Spacex taxi service brings four astronauts home with midnight splashdown
SPACEX brought four astronauts home with a midnight splashdown in the Gulf of Mexico, capping the busiest month yet for Elon Musk’s space taxi service.
The three US astronauts and one German transported back to Earth in the capsule were bobbing off the Florida coast, near Tampa, less than 24 hours after leaving the International Space Station.
Nasa’s Raja Chari, Tom Marshburn and Kayla Barron, and the European Space Agency’s Matthias Maurer, embraced the seven astronauts remaining at the station, before parting ways.
Mr Maurer said: “It’s the end of a six-month mission, but I think the space dream lives on.”
Spacex brought up their US and Italian replacements last wee, after completing a charter trip to the station for three businessmen. That amounts to two crew launches and two splashdowns in barely a month.
Mr Musk’s company has now launched 26 people into orbit in less than two years, after it started ferrying astronauts for Nasa. Eight of those 26 were space tourists.
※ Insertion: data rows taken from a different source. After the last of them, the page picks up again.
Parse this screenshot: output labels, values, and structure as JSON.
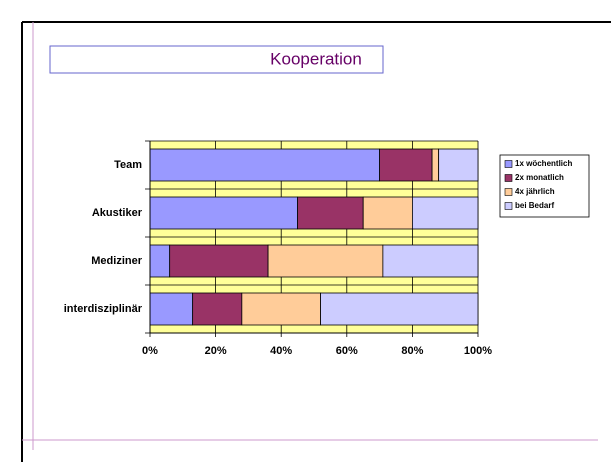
{
  "chart_data": {
    "type": "bar",
    "orientation": "horizontal",
    "stacked": true,
    "title": "Kooperation",
    "categories": [
      "Team",
      "Akustiker",
      "Mediziner",
      "interdisziplinär"
    ],
    "series": [
      {
        "name": "1x wöchentlich",
        "color": "#9999ff",
        "values": [
          70,
          45,
          6,
          13
        ]
      },
      {
        "name": "2x monatlich",
        "color": "#993366",
        "values": [
          16,
          20,
          30,
          15
        ]
      },
      {
        "name": "4x jährlich",
        "color": "#ffcc99",
        "values": [
          2,
          15,
          35,
          24
        ]
      },
      {
        "name": "bei Bedarf",
        "color": "#ccccff",
        "values": [
          12,
          20,
          29,
          48
        ]
      }
    ],
    "xlim": [
      0,
      100
    ],
    "xticks": [
      {
        "value": 0,
        "label": "0%"
      },
      {
        "value": 20,
        "label": "20%"
      },
      {
        "value": 40,
        "label": "40%"
      },
      {
        "value": 60,
        "label": "60%"
      },
      {
        "value": 80,
        "label": "80%"
      },
      {
        "value": 100,
        "label": "100%"
      }
    ],
    "grid": true,
    "plot_background": "#ffff99",
    "legend": "right"
  }
}
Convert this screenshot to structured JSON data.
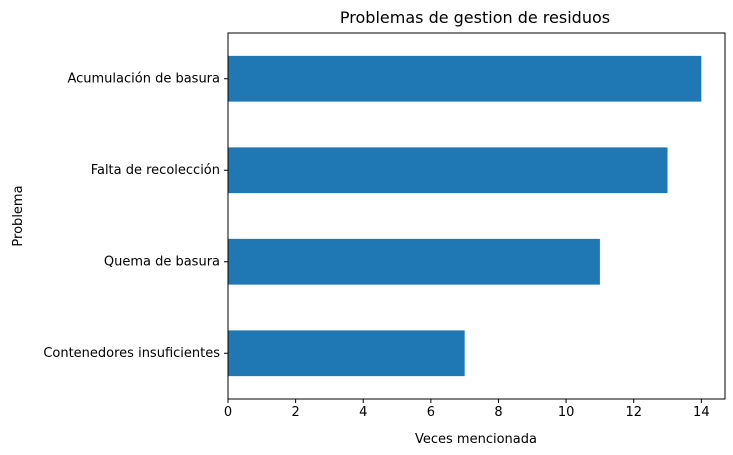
{
  "chart_data": {
    "type": "bar",
    "orientation": "horizontal",
    "title": "Problemas de gestion de residuos",
    "xlabel": "Veces mencionada",
    "ylabel": "Problema",
    "categories": [
      "Acumulación de basura",
      "Falta de recolección",
      "Quema de basura",
      "Contenedores insuficientes"
    ],
    "values": [
      14,
      13,
      11,
      7
    ],
    "xlim": [
      0,
      14.7
    ],
    "xticks": [
      "0",
      "2",
      "4",
      "6",
      "8",
      "10",
      "12",
      "14"
    ],
    "grid": false,
    "legend": "none",
    "bar_color": "#1f77b4"
  }
}
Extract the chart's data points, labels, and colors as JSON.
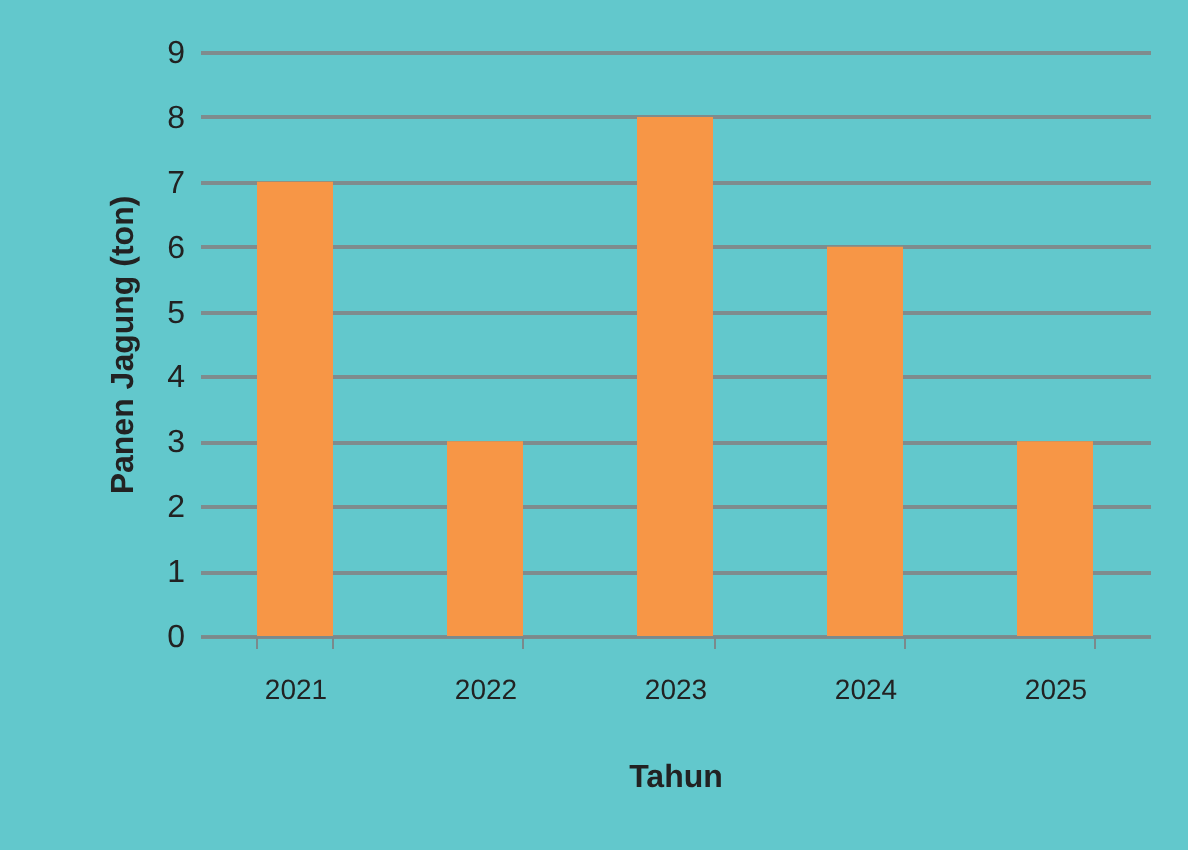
{
  "chart_data": {
    "type": "bar",
    "xlabel": "Tahun",
    "ylabel": "Panen Jagung (ton)",
    "categories": [
      "2021",
      "2022",
      "2023",
      "2024",
      "2025"
    ],
    "values": [
      7,
      3,
      8,
      6,
      3
    ],
    "color": "#f79646",
    "ylim": [
      0,
      9
    ],
    "yticks": [
      0,
      1,
      2,
      3,
      4,
      5,
      6,
      7,
      8,
      9
    ],
    "grid": "y"
  }
}
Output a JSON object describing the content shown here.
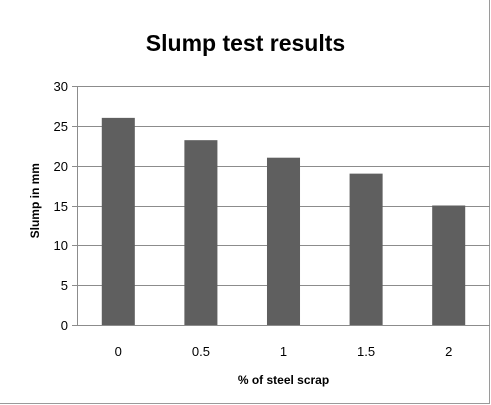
{
  "chart_data": {
    "type": "bar",
    "title": "Slump test results",
    "xlabel": "% of steel scrap",
    "ylabel": "Slump in mm",
    "categories": [
      "0",
      "0.5",
      "1",
      "1.5",
      "2"
    ],
    "values": [
      26,
      23.2,
      21,
      19,
      15
    ],
    "ylim": [
      0,
      30
    ],
    "yticks": [
      0,
      5,
      10,
      15,
      20,
      25,
      30
    ],
    "grid": true,
    "bar_color": "#5f5f5f",
    "grid_color": "#8c8c8c"
  }
}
“Welcome home,” Spacex Mission Control radioed at splashdown. “Thanks for flying Spacex.”
“That was a great ride,” replied Mr Chari, the capsule commander. As for the reintroduction to gravity, he noted: “Only one complaint. These water bottles are super-heavy.”
All four were out of the capsule an hour later, waving and giving thumbs up as they were taken away for medical checks.
The astronauts said their mission was highlighted by the three visitors and their ex-astronaut escort who dropped by last month, opening up Nasa’s side of the station to paying guests after decades of resistance.
They had to contend with a dangerous spike in space debris after Russia blew up a satellite in a missile test in mid November. More than 1,500 pieces of shrapnel will spread across Earth’s orbit for years to come.
While the war in Ukraine has caused tensions between the US and Russia, the astronauts have stood by their Russian crewmates, and vice versa.
Flight controllers in Houston and Moscow also continued to cooperate as always, according to Nasa officials.
As he relinquished command of the space station earlier this week, Mr Marshburn called it “a place of peace” and said international cooperation would likely be its lasting legacy.